Pendant les années 30, la production entre progressivement dans une phase de reprise, reprise qui atteindra son point culminant en 1942 avec 120 films (premier rang européen). Cette période se caractérise non pas tant par les films de propagande, à vrai dire très peu nombreux (Camicia nera, Giovacchino Forzano, 1933 ; Vecchia guardia, Blasetti, 1935 ; Redenzione, Marcello Albani, 1942), que par les films d'évasion : comédies sophistiquées, mélodrames mondains, films musicaux, films d'aventures, films historiques situés dans un passé plus ou moins lointain. Ce sont ces films qui constituent ce que l'on a appelé de façon péjorative le cinéma des « téléphones blancs ». Ces films, encouragés par des lois d'aide efficace (surtout à partir de 1938 avec une législation qui prévoit des primes proportionnelles aux recettes), véhiculent une idéologie implicite qui propose une vision rassurante de l'Italie fasciste. À regarder l'écran, ce pays n'a aucun problème politique, économique ou social. L'absence de conflit de classes définit un univers homogène dans lequel l'individu trouve son bonheur. Le cinéma de l'époque fasciste est pour l'essentiel un cinéma d'ordre moral : l'adultère, le suicide, la criminalité, la prostitution, la délinquance juvénile sont occultés ou traités de manière très allusive. La répression sexuelle est sous-jacente à la plupart des œuvres. On se trouve en présence d'un cinéma d'abord destiné à un public petit-bourgeois et qui, dans la plus pure tradition hollywoodienne, fonctionne comme une « usine à rêves ».

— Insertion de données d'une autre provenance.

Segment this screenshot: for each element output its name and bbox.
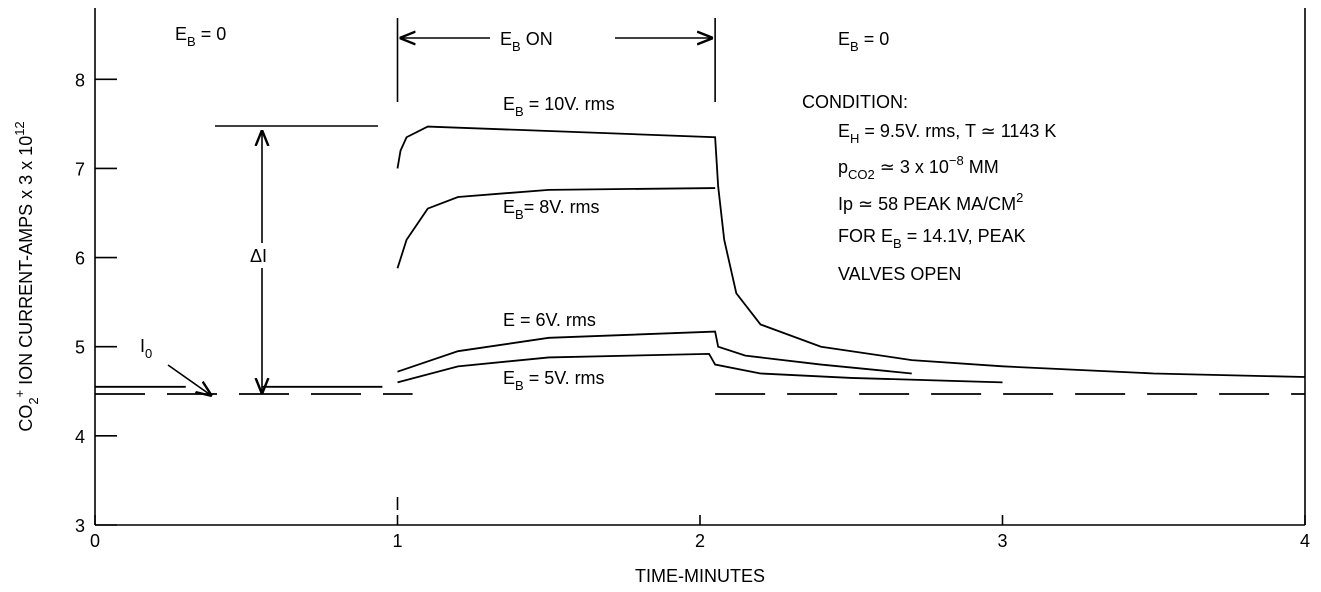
annotation: EB ON [500,29,553,54]
annotation: FOR EB = 14.1V, PEAK [838,226,1026,251]
arrow [167,364,212,396]
series-line [397,352,1003,384]
x-tick-label: 4 [1300,531,1310,551]
series-line [396,187,716,269]
series-label: EB = 5V. rms [503,368,605,393]
y-tick-label: 6 [75,249,85,269]
annotation: pCO2 ≃ 3 x 10−8 MM [838,153,999,182]
y-tick-label: 8 [75,70,85,90]
y-tick-label: 7 [75,159,85,179]
y-tick-label: 5 [75,338,85,358]
x-axis-label: TIME-MINUTES [635,566,765,586]
series-label: E = 6V. rms [503,310,596,330]
y-tick-label: 3 [75,516,85,536]
y-tick-label: 4 [75,427,85,447]
annotation: VALVES OPEN [838,264,961,284]
series-label: EB= 8V. rms [503,197,600,222]
annotation: EB = 0 [838,29,889,54]
y-axis-label: CO2+ ION CURRENT-AMPS x 3 x 1012 [12,121,41,431]
x-tick-label: 1 [392,531,402,551]
x-tick-label: 3 [997,531,1007,551]
annotation: Ip ≃ 58 PEAK MA/CM2 [838,190,1023,214]
x-tick-label: 0 [90,531,100,551]
annotation: EB = 0 [175,24,226,49]
annotation: ΔI [250,246,267,266]
series-label: EB = 10V. rms [503,94,615,119]
series-line [397,330,912,375]
annotation: CONDITION: [802,92,908,112]
annotation: EH = 9.5V. rms, T ≃ 1143 K [838,121,1056,146]
annotation: I0 [140,336,152,361]
series-line [396,125,1306,378]
x-tick-label: 2 [695,531,705,551]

Parmi les cinéastes les plus représentatifs de la période émerge la figure de Mario Camerini, sans doute le cinéaste le plus talentueux de la période et celui dont les œuvres revues aujourd'hui semblent les moins datées. Au cours des années 30, il tourne toute une série de comédies douces-amères et de mélodrames sentimentaux qui posent un regard critique sur la société italienne. Les hommes, quels mufles ! (1932), Je t'aimerai toujours (1933), Comme les feuilles (1934), Je donnerai un million (1935), Mais ça n'est pas une chose sérieuse (1936), Monsieur Max (1937), Battement de cœur (1938), Grands Magasins (1939) constituent le tableau le plus fidèle et le plus complet que l'on puisse trouver d'une société partagée entre son souci de respectabilité, ses contraintes économiques, l'étroitesse de son horizon culturel et ses aspirations au bonheur. Dans un registre moins homogène, on peut également citer Goffredo Alessandrini*, cinéaste des évocations nostalgiques et des entreprises héroïques (Seconda B, 1934 ; Don Bosco, id. ; la Cavalerie héroïque [Cavalleria], 1936 ; Luciano Serra pilota, 1938 ; l'Apôtre du désert [Abuna Messias], 1939), ou Alessandro Blasetti, dont les films historiques profitent des vastes studios de Cinecittà inaugurés en 1937 (Ettore Fieramosca, 1938 ; Une aventure de Salvator Rosa, 1940 ; la Couronne de fer, 1941).